Coarse_Delay_Block_ _A_Green_Block - david-macmahon/wiki_convert_test GitHub Wiki
Tutorial 7: Implementation of a Green Block
Authors: Mekhala Muley (Version 1)
Expected completion time: 3 hours
In this tutorial, you will design a “green block” with a dynamic internal structure. This is done using system generator blocks, blocks specific to ROACH board and a matlab script.
The first step will be to design a block using system generator block and do the basic functionality check by simulating the design. Once the successful simulation is done, the design can be tested on actual hardware for which you will need to compile the design. The compilation will generate a .bof file which will be used for programming the board. The output from the actual hardware can be read and plotted by a python script. This ensures that the block is working as expected on the hardware.
The final step will be to make it a parameterised block and write a matlab script for dynamically changing internal structure of the block. At the end of this tutorial you will have a parameterised and scripted green block.
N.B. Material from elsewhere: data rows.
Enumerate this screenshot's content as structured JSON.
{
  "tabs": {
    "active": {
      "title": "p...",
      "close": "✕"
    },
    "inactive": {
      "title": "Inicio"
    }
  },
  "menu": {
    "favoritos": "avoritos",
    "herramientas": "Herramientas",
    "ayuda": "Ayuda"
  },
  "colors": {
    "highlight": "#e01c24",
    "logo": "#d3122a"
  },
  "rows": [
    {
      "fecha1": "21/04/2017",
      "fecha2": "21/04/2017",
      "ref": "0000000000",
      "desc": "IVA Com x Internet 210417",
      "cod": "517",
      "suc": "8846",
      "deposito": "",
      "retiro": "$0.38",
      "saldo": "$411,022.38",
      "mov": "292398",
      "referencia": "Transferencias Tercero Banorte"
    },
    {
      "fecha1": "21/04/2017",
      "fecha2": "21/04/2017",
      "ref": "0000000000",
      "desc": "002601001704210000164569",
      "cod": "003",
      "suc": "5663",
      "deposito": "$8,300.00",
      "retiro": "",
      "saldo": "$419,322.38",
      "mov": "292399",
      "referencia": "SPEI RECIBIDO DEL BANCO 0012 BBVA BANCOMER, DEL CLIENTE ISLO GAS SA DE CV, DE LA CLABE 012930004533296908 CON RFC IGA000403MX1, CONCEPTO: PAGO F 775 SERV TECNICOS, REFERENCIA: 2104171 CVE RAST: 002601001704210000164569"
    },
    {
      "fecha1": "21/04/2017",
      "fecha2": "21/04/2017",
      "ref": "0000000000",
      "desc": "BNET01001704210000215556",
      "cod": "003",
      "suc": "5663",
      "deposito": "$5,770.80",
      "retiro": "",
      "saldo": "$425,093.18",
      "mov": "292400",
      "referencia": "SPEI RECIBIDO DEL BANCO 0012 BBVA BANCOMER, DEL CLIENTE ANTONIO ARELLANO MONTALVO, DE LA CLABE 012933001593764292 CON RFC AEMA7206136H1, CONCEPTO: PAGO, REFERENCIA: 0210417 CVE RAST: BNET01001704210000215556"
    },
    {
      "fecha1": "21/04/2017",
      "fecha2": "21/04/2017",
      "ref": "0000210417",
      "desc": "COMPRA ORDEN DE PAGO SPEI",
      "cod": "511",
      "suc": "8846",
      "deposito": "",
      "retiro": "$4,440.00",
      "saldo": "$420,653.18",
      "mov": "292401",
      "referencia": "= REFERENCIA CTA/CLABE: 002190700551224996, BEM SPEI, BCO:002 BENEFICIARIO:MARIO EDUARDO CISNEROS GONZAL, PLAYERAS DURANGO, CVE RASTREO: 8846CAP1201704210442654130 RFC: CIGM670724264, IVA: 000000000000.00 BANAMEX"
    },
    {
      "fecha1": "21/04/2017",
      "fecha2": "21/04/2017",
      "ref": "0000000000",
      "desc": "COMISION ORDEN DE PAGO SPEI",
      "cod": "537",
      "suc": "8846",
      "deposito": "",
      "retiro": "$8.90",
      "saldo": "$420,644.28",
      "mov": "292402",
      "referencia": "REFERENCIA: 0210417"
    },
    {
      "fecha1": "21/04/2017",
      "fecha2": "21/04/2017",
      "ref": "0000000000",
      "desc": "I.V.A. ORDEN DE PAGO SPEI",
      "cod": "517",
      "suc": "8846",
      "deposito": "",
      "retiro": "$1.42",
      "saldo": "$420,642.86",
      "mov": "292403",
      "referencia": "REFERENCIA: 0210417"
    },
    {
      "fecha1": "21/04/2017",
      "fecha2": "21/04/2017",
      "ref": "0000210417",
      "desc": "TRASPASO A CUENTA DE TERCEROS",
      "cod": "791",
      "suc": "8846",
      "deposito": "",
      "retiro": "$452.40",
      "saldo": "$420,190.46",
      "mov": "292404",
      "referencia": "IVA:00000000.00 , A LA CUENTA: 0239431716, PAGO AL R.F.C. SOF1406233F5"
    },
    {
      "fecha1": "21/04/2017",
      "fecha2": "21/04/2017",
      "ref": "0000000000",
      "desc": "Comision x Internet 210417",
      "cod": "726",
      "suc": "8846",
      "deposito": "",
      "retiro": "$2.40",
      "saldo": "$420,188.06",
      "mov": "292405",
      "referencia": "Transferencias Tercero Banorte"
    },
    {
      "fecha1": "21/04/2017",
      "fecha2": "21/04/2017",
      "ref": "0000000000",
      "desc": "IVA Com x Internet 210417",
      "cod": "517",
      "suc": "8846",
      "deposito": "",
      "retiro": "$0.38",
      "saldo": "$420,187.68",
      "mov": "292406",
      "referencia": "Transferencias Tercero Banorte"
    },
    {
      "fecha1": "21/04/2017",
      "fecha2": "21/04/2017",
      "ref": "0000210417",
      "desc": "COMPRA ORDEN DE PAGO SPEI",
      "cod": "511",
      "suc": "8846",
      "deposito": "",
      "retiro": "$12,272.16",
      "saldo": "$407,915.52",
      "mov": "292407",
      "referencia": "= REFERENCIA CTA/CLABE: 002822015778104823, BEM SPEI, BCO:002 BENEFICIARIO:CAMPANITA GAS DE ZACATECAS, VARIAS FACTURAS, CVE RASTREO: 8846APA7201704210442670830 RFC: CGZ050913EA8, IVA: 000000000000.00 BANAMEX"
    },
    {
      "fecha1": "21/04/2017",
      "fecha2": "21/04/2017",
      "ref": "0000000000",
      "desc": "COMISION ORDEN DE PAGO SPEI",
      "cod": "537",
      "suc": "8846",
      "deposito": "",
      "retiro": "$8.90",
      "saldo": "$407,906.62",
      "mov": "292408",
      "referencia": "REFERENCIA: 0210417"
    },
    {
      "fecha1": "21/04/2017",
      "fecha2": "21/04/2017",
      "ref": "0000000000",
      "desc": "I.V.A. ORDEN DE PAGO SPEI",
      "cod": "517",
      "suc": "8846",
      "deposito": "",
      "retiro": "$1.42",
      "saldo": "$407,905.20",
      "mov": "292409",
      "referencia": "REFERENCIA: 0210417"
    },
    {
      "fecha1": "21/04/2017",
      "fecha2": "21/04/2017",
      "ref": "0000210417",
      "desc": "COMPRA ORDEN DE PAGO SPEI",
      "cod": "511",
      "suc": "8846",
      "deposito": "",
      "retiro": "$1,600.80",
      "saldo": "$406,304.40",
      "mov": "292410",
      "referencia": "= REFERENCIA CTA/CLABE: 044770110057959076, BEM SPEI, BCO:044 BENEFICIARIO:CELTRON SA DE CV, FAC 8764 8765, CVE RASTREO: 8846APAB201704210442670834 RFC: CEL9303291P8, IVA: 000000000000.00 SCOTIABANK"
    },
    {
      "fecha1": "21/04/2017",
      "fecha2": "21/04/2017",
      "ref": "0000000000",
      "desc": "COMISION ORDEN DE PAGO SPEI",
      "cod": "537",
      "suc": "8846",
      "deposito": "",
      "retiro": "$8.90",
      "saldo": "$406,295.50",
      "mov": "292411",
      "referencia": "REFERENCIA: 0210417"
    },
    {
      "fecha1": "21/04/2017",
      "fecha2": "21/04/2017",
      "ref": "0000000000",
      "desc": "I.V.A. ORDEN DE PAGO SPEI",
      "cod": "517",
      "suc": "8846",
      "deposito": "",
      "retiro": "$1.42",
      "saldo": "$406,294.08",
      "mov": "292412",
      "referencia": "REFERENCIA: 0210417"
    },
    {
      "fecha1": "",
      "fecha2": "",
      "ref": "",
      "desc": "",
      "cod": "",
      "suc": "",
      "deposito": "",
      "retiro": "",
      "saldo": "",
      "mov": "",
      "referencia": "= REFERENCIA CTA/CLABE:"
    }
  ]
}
Various blocks in the CASPER library are parameterised blocks with dynamic internal structure. For eg. consider the FFT block where the number of stages changes with the number of FFT points to be performed. For such blocks replicating the internal structure every time is not the efficient method. Hence a matlab script is written for redrawing such blocks where the internal structure is replicated depending upon the parameter value.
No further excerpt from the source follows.